Its Sunday circulation hovered around 200,000, ranking it second in New Jersey behind the Star-Ledger. The synergism in the newsroom was palpable. It gave me the impetus to step forward.

When an opening to write a Sunday column came about, I was a personal finance writer on the Business Desk. With my heart in feature writing, I took every opportunity to produce Sunday cover stories. Instead of submitting one of those to the editor as my audition piece, I wrote a “first column,” introducing myself and laying out the tenor of the columns to follow. It ran exactly as written.

When it ran, my world cracked open. It had only taken 20 minutes for the words to pop up on the computer screen. But in truth, it had taken three decades to write.

I was never one to keep a diary. It just seemed to me too "square" an activity past adolescence. I never did get it. What was the purpose of committing yourself to the page then squirreling it away like an emotional time capsule?

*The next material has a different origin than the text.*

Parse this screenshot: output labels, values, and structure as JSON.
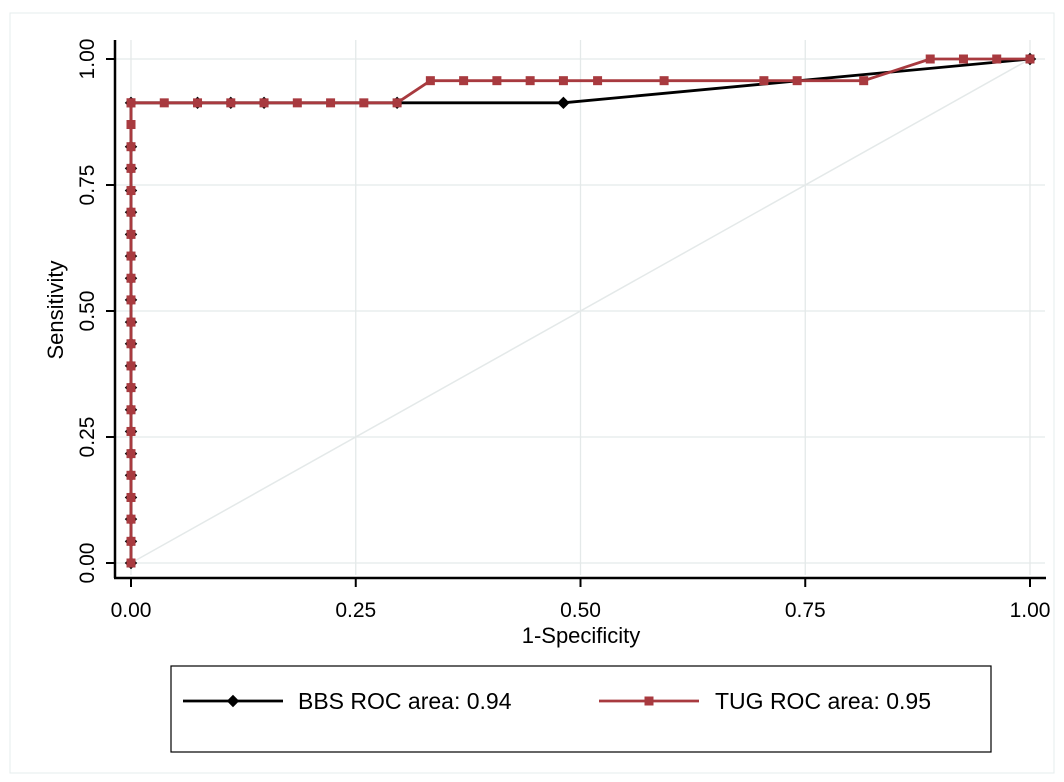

Little did I realize that in fact, I was keeping a public journal. Interspersed with commentary on current events, I shared my some of my deepest secrets. I wrote about my depression and my brother’s suicide. I admitted being raped, that the unexpected death of my father tore me apart, and how bereft my mother’s death left me. I confessed, too, that I resented the unending demands of grown children, as much as I loved them, and so on.

Strung together, they amounted to a mid-life memoir that became my second book and gave this site its name. All this before “blog” was a common four-letter word.

But I digress—as my buro chief used to say.

This is my tribute to my former colleagues, where ever you are. I lift a virtual glass to you—to US.